Our first child is a girl, Ninah, and she is almost one year old. I have to admit when we found out she was coming I was a little dissappointed; I think every man wants a "little man" around the house that he can teach to play baseball, play army men, etc. Before Ninah was born, a good friend who has a daughter himself told me, "Having a girl will make a man of you." I wasn't sure what he meant, but he is rarely wrong.
The day she came into our world, I think it hit me why a little girl will make you a better man. What us guys are missing, which is also why we love women so much, are traits that are inherent in females. They love with their hearts, not their minds; are more sensitive towards others; tender-hearted and so many other things that I lack. Being raised by a single mother helped me understand women a bit. Getting married and being with my woman 24/7 (we didn't move in together until after marriage, old school style baby!) certainly helped me be more sensitive, but having a little woman to take care of takes the cake!

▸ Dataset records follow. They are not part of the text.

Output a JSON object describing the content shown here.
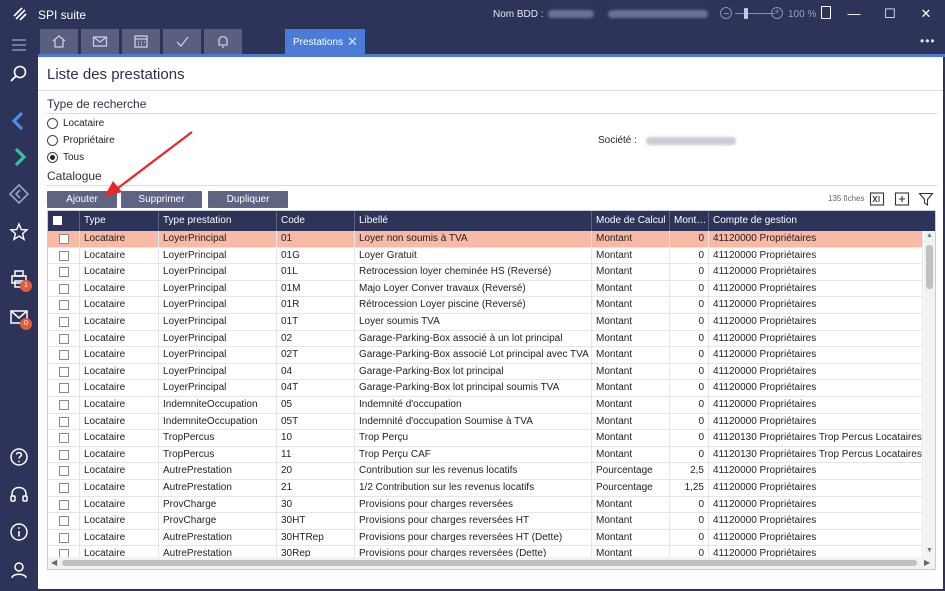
{
  "app": {
    "title": "SPI suite",
    "db_label": "Nom BDD :",
    "zoom": "100 %"
  },
  "tabs": {
    "active_label": "Prestations",
    "icons": [
      "home-icon",
      "mail-icon",
      "calendar-icon",
      "check-icon",
      "bell-icon"
    ]
  },
  "rail": {
    "badge_print": "1",
    "badge_mail": "0"
  },
  "page": {
    "title": "Liste des prestations"
  },
  "search": {
    "title": "Type de recherche",
    "options": [
      "Locataire",
      "Propriétaire",
      "Tous"
    ],
    "selected": "Tous",
    "societe_label": "Société :"
  },
  "catalogue": {
    "title": "Catalogue",
    "buttons": {
      "add": "Ajouter",
      "delete": "Supprimer",
      "duplicate": "Dupliquer"
    },
    "count": "135 fiches"
  },
  "grid": {
    "columns": [
      "Type",
      "Type prestation",
      "Code",
      "Libellé",
      "Mode de Calcul",
      "Mont…",
      "Compte de gestion"
    ],
    "rows": [
      [
        "Locataire",
        "LoyerPrincipal",
        "01",
        "Loyer non soumis à TVA",
        "Montant",
        "0",
        "41120000 Propriétaires"
      ],
      [
        "Locataire",
        "LoyerPrincipal",
        "01G",
        "Loyer Gratuit",
        "Montant",
        "0",
        "41120000 Propriétaires"
      ],
      [
        "Locataire",
        "LoyerPrincipal",
        "01L",
        "Retrocession loyer cheminée HS (Reversé)",
        "Montant",
        "0",
        "41120000 Propriétaires"
      ],
      [
        "Locataire",
        "LoyerPrincipal",
        "01M",
        "Majo Loyer Conver travaux (Reversé)",
        "Montant",
        "0",
        "41120000 Propriétaires"
      ],
      [
        "Locataire",
        "LoyerPrincipal",
        "01R",
        "Rétrocession Loyer piscine (Reversé)",
        "Montant",
        "0",
        "41120000 Propriétaires"
      ],
      [
        "Locataire",
        "LoyerPrincipal",
        "01T",
        "Loyer soumis TVA",
        "Montant",
        "0",
        "41120000 Propriétaires"
      ],
      [
        "Locataire",
        "LoyerPrincipal",
        "02",
        "Garage-Parking-Box associé à un lot principal",
        "Montant",
        "0",
        "41120000 Propriétaires"
      ],
      [
        "Locataire",
        "LoyerPrincipal",
        "02T",
        "Garage-Parking-Box associé Lot principal avec TVA",
        "Montant",
        "0",
        "41120000 Propriétaires"
      ],
      [
        "Locataire",
        "LoyerPrincipal",
        "04",
        "Garage-Parking-Box lot principal",
        "Montant",
        "0",
        "41120000 Propriétaires"
      ],
      [
        "Locataire",
        "LoyerPrincipal",
        "04T",
        "Garage-Parking-Box lot principal soumis TVA",
        "Montant",
        "0",
        "41120000 Propriétaires"
      ],
      [
        "Locataire",
        "IndemniteOccupation",
        "05",
        "Indemnité d'occupation",
        "Montant",
        "0",
        "41120000 Propriétaires"
      ],
      [
        "Locataire",
        "IndemniteOccupation",
        "05T",
        "Indemnité d'occupation Soumise à TVA",
        "Montant",
        "0",
        "41120000 Propriétaires"
      ],
      [
        "Locataire",
        "TropPercus",
        "10",
        "Trop Perçu",
        "Montant",
        "0",
        "41120130 Propriétaires Trop Percus Locataires"
      ],
      [
        "Locataire",
        "TropPercus",
        "11",
        "Trop Perçu CAF",
        "Montant",
        "0",
        "41120130 Propriétaires Trop Percus Locataires"
      ],
      [
        "Locataire",
        "AutrePrestation",
        "20",
        "Contribution sur les revenus locatifs",
        "Pourcentage",
        "2,5",
        "41120000 Propriétaires"
      ],
      [
        "Locataire",
        "AutrePrestation",
        "21",
        "1/2 Contribution sur les revenus locatifs",
        "Pourcentage",
        "1,25",
        "41120000 Propriétaires"
      ],
      [
        "Locataire",
        "ProvCharge",
        "30",
        "Provisions pour charges reversées",
        "Montant",
        "0",
        "41120000 Propriétaires"
      ],
      [
        "Locataire",
        "ProvCharge",
        "30HT",
        "Provisions pour charges reversées HT",
        "Montant",
        "0",
        "41120000 Propriétaires"
      ],
      [
        "Locataire",
        "AutrePrestation",
        "30HTRep",
        "Provisions pour charges reversées HT (Dette)",
        "Montant",
        "0",
        "41120000 Propriétaires"
      ],
      [
        "Locataire",
        "AutrePrestation",
        "30Rep",
        "Provisions pour charges reversées (Dette)",
        "Montant",
        "0",
        "41120000 Propriétaires"
      ]
    ],
    "selected_row": 0
  },
  "colors": {
    "sidebar": "#2d3359",
    "accent": "#4a7bd6",
    "selected_row": "#f8b9a5",
    "button": "#5f6482",
    "annotation": "#e8262a"
  }
}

Every thing I do must be done gently so that she grows up to be a little lady. I am quicker with words to correct her and slower to anger. It has made me softer, more gentle and I think Ninah's little brother who is coming soon will benefit from Daddy having a girl first. I will never know of course, but I think it would be less likely that I would learn these things from a little baby boy. We males have a tendency to assume that making their boys "tough" means being harsh, more rough. What I have discovered through my little baby girl is that the key to raising a child who is ready for the world (remember that group? "Oh Sheila...") is one thing: Confidence. They have to be confident in themselves. Trying to make them "not sissies" by being rough and discouraging behaviors we may think are not manly, like hugging and kissing and being emotional only causes them to miss out on the love and affection they are hard wired to crave from their parents, daddy included.
When kids enter the world missing the affection and love of their fathers they do their darndest to replace that love with sex, drugs, food, and any other thing that gratifies, if only temporarily. Most fathers would not see themselves as nurturers, and indeed it does not come as easily to us as women, but we must try.
So my little boy is getting lots of love and hugs and kisses from me, followed by toy trucks, plastic guns, and little army men.